You Can’t Fight What You Can’t See
Enterprises far too often develop and implement applications with little thought for scalability or future extensibility. They naturally tend to focus on their immediate functional and performance requirements. The ‘stack’ they choose to leverage is frequently selected for reasons of expediency and cost effectiveness. Important architectural decisions are also based heavily on things like internal resource availability and their technical skillsets. Rather than the long term application requirements of the business and end users. While somewhat understandable, such a short term focus can easily result in considerable application performance issues in the future. Hindering your business and hampering growth.

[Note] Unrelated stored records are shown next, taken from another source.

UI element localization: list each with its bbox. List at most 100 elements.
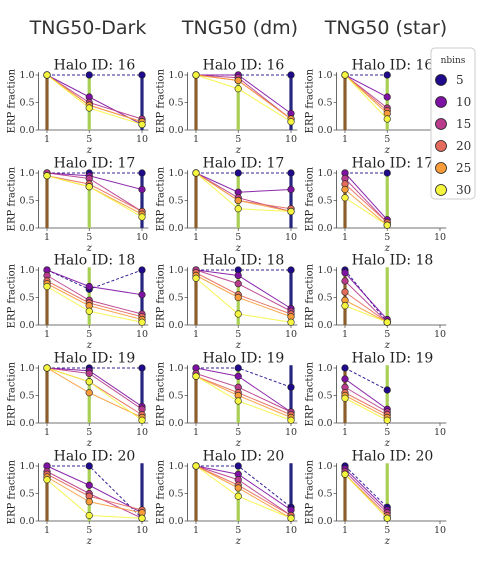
series-line bbox=[195, 375, 292, 416]
data-point bbox=[138, 318, 146, 326]
data-point bbox=[85, 307, 93, 315]
data-point bbox=[85, 389, 93, 397]
panel: Halo ID: 20 0.0 0.5 1.0 1 5 10 ERP fraction z bbox=[156, 448, 298, 547]
column-title: TNG50 (star) bbox=[324, 17, 447, 39]
y-tick-label: 0.5 bbox=[168, 489, 183, 500]
data-point bbox=[192, 71, 200, 79]
x-tick-label: 5 bbox=[384, 232, 390, 243]
panel: Halo ID: 18 0.0 0.5 1.0 1 5 10 ERP fraction z bbox=[305, 252, 447, 351]
series-line bbox=[344, 272, 388, 320]
data-point bbox=[85, 481, 93, 489]
y-tick-label: 1.0 bbox=[317, 461, 332, 472]
y-axis-label: ERP fraction bbox=[7, 68, 18, 133]
legend-marker bbox=[435, 74, 447, 86]
series-line bbox=[344, 74, 388, 114]
series-line bbox=[344, 74, 388, 98]
data-point bbox=[383, 93, 391, 101]
series-line bbox=[46, 367, 143, 407]
y-tick-label: 0.0 bbox=[317, 125, 332, 136]
x-axis-label: z bbox=[235, 243, 242, 254]
x-tick-label: 5 bbox=[86, 525, 92, 536]
y-axis-label: ERP fraction bbox=[7, 166, 18, 231]
y-tick-label: 0.0 bbox=[168, 418, 183, 429]
y-axis-label: ERP fraction bbox=[156, 361, 167, 426]
series-line bbox=[344, 468, 388, 511]
y-tick-label: 0.0 bbox=[317, 320, 332, 331]
data-point bbox=[234, 271, 242, 280]
x-tick-label: 10 bbox=[434, 232, 446, 243]
x-tick-label: 1 bbox=[342, 427, 348, 438]
legend-label: 20 bbox=[456, 139, 471, 153]
y-tick-label: 0.5 bbox=[19, 489, 34, 500]
series-line bbox=[195, 275, 292, 318]
panel-title: Halo ID: 20 bbox=[352, 448, 434, 464]
data-point bbox=[138, 514, 146, 522]
legend-marker bbox=[435, 184, 447, 196]
data-point bbox=[287, 169, 295, 177]
y-tick-label: 1.0 bbox=[168, 70, 183, 81]
x-tick-label: 10 bbox=[285, 329, 297, 340]
y-tick-label: 0.5 bbox=[168, 98, 183, 109]
y-tick-label: 0.0 bbox=[317, 223, 332, 234]
data-point bbox=[234, 196, 242, 205]
data-point bbox=[383, 386, 391, 394]
data-point bbox=[234, 85, 242, 93]
series-line bbox=[46, 476, 143, 514]
x-tick-label: 5 bbox=[235, 329, 241, 340]
x-tick-label: 5 bbox=[235, 232, 241, 243]
y-tick-label: 0.0 bbox=[168, 516, 183, 527]
panel: Halo ID: 19 0.0 0.5 1.0 1 5 10 ERP fraction z bbox=[156, 350, 298, 449]
series-line bbox=[344, 465, 388, 508]
x-tick-label: 1 bbox=[193, 134, 199, 145]
x-tick-label: 5 bbox=[384, 329, 390, 340]
series-line bbox=[195, 269, 292, 309]
y-tick-label: 1.0 bbox=[19, 168, 34, 179]
series-line bbox=[344, 172, 388, 221]
series-line bbox=[195, 172, 292, 210]
legend-label: 5 bbox=[456, 73, 464, 87]
x-tick-label: 5 bbox=[384, 134, 390, 145]
data-point bbox=[43, 71, 51, 79]
data-point bbox=[85, 71, 93, 79]
legend-label: 25 bbox=[456, 161, 471, 175]
y-tick-label: 0.0 bbox=[19, 418, 34, 429]
x-tick-label: 10 bbox=[136, 329, 148, 340]
data-point bbox=[234, 397, 242, 405]
data-point bbox=[287, 266, 295, 274]
y-tick-label: 0.5 bbox=[19, 391, 34, 402]
x-tick-label: 1 bbox=[342, 329, 348, 340]
data-point bbox=[138, 169, 146, 177]
y-tick-label: 0.5 bbox=[19, 293, 34, 304]
y-tick-label: 0.0 bbox=[317, 516, 332, 527]
x-axis-label: z bbox=[384, 340, 391, 351]
panel: Halo ID: 18 0.0 0.5 1.0 1 5 10 ERP fraction z bbox=[156, 252, 298, 351]
legend-marker bbox=[435, 162, 447, 174]
data-point bbox=[383, 71, 391, 79]
data-point bbox=[138, 364, 146, 372]
data-point bbox=[383, 169, 391, 177]
y-tick-label: 1.0 bbox=[317, 363, 332, 374]
panel-title: Halo ID: 18 bbox=[203, 252, 285, 268]
data-point bbox=[287, 383, 295, 391]
data-point bbox=[341, 194, 349, 202]
x-tick-label: 5 bbox=[384, 525, 390, 536]
series-line bbox=[344, 471, 388, 514]
x-axis-label: z bbox=[86, 243, 93, 254]
data-point bbox=[138, 120, 146, 129]
x-tick-label: 1 bbox=[342, 525, 348, 536]
x-tick-label: 10 bbox=[285, 134, 297, 145]
x-axis-label: z bbox=[86, 145, 93, 156]
data-point bbox=[234, 280, 242, 288]
x-tick-label: 5 bbox=[384, 427, 390, 438]
y-tick-label: 1.0 bbox=[19, 363, 34, 374]
data-point bbox=[341, 302, 349, 310]
data-point bbox=[138, 291, 146, 299]
legend-label: 10 bbox=[456, 95, 471, 109]
y-axis-label: ERP fraction bbox=[7, 361, 18, 426]
data-point bbox=[234, 484, 242, 492]
y-tick-label: 1.0 bbox=[317, 265, 332, 276]
panel-title: Halo ID: 19 bbox=[54, 350, 136, 366]
legend-marker bbox=[435, 118, 447, 130]
series-line bbox=[344, 197, 388, 226]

The modern enterprise is immensely application dependent. While use of an application is restricted to its original design and scale its underlying architecture and construction aren’t generally tested. As businesses grow in size however they often begin to experience performance issues with critical applications. Organisational growth generally requires applications be used on a much larger scale than was originally intended. User bases compound significantly to support growth. While geographical usage also tends to become wider spread. What is also extremely common place amongst a host of different industries is the extension of application functionality - beyond its intended design. Enterprises regularly try to adapt existing applications to functions they weren’t necessarily architected for. The end result is a perfect storm of application dependency, poor performance and system outages. All of which restrict the growth of companies and impair their ability to compete in the marketplace.
Application performance issues are an extremely costly problem for organisations. Particularly those who develop their own applications. Bespoke software development is supposed to give enterprises a competitive edge. Though for far too many enterprises the opposite is true. They experience a restriction of growth attributed to poorly performing, business critical applications. Time as they say, is money. Lengthy system outages for critical applications cost businesses dearly. For smaller companies, many of whose businesses depend entirely on specialist applications such an occurrence can be incredibly crippling.
Each day, businesses are being made or broken on their ability to identify and resolve application issues quickly. Yet application intelligence for many businesses is limited. Leaving them ill-equipped to address the underlying causes of performance problems and wasting significant resources in trying to troubleshoot blindly.